Investors face a diminishing list of places to park money in the low-rate environment of today.
Holding cash is a losing strategy over the long-term as inflation reduces purchasing power. Bonds have little to offer as rates have remained low for a long time. Equities have soared in valuations leading to a cyclically adjusted price-to-earnings ratio (CAPE) that is at its second highest level since 1880. This elevated figure suggests that the stock market is overextended. As a result, stock prices may have exceeded the value of their underlying fundamentals.
What do these conditions mean for investors? It means that investors have fewer places to go when seeking ways to grow their wealth over time. Waiting just means suffering the effects of rising inflation. Jumping into stocks risks buying at a time of unreasonably high prices.
This predicament likely explains why investors appear more willing to embrace lower liquidity in their portfolio.

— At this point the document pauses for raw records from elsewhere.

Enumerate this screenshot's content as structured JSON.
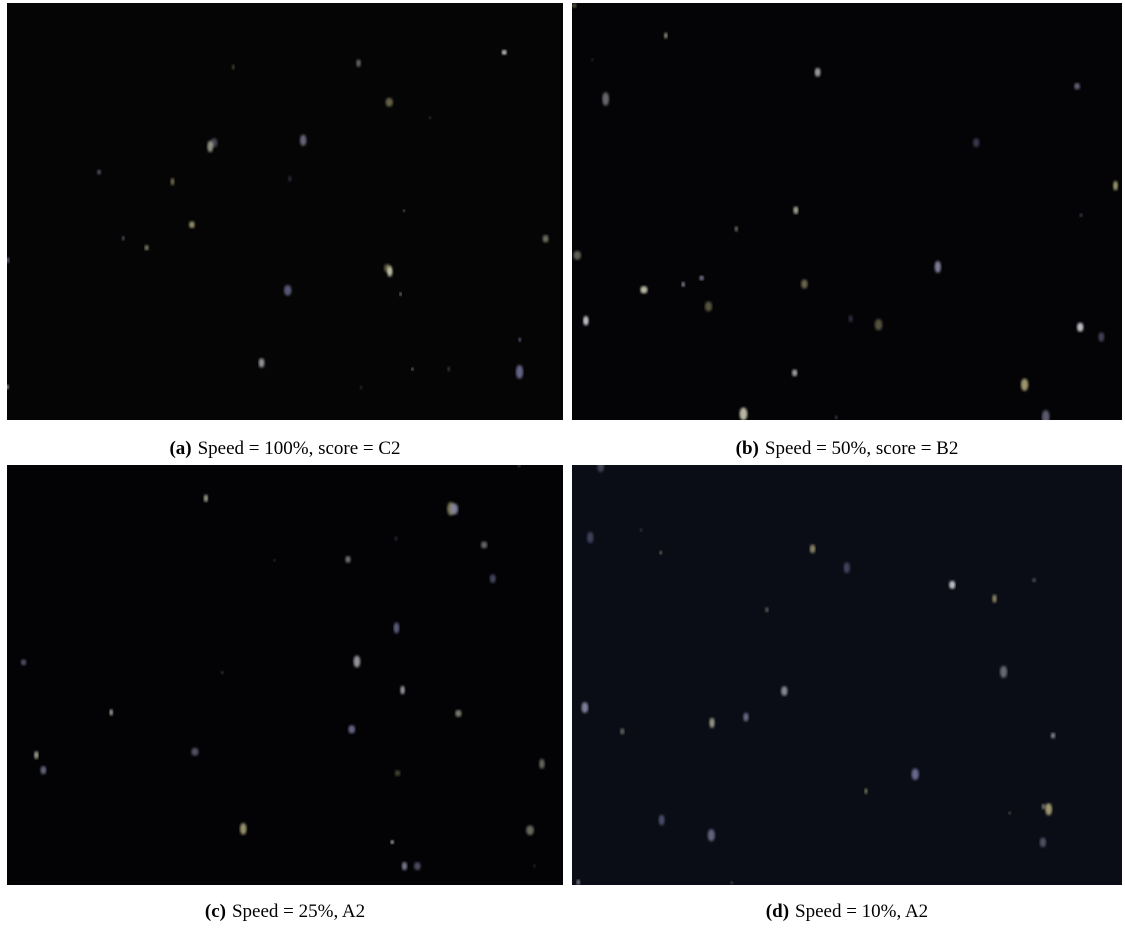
{
  "figure": {
    "panels": [
      {
        "label": "(a)",
        "caption": "Speed = 100%, score = C2"
      },
      {
        "label": "(b)",
        "caption": "Speed = 50%, score = B2"
      },
      {
        "label": "(c)",
        "caption": "Speed = 25%, A2"
      },
      {
        "label": "(d)",
        "caption": "Speed = 10%, A2"
      }
    ]
  }
}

Recent research from the World Gold Council examined data from five hundred global institutional investors and learned that “investors are targeting a third of their portfolio in alternatives and other assets over the coming years.” These alternatives offer less liquidity than most traditional investments.
Liquidity risk is a gauge of how easily an asset can be bought or sold in the market. An asset is highly liquid if it can be converted to cash fast. Today, investors seem to have pulled their attention away from this risk as they seek viable investments in a setting where good options are limited.
A low liquidity portfolio means that the investor will need more time to exit their positions. This characteristic could become a problem if sudden market movements threaten holdings. It is not surprising that 42% of investors surveyed by the Greenwich Coalition cited liquidity as one of the top three influencers of asset allocation choices for the long-term.
However, today’s investors seem less aware of the risks present when liquidity is low. As a result, many are turning to alternative assets like NFTs and cryptocurrencies. Now is the time for investors to rethink liquidity.
They need to reevaluate their true risk tolerance in an increasingly volatile market. Gold can provide a counterbalance to these fluctuations. Why? Because gold offers a relatively higher degree of liquidity when compare to many alternative investments. This fact is clear from data showing one-year trading volumes of major assets. Only US T-Bills and the S&P 500 index have higher volumes than gold. The Euro, Yen, DJIA, US corporate bonds, and German bonds all trade at lower volumes according to data from Bloomberg, the UK Debt Management Office, and others.
The combination of a low-rate environment, rising inflation, and elevated equity valuations have pushed investors into more alternative investments. As a result, their portfolio liquidity is prohibitively low. This low liquidity presents risks when markets fall rapidly in a short period as they have in recent weeks. Investing in gold provides a measure of stability.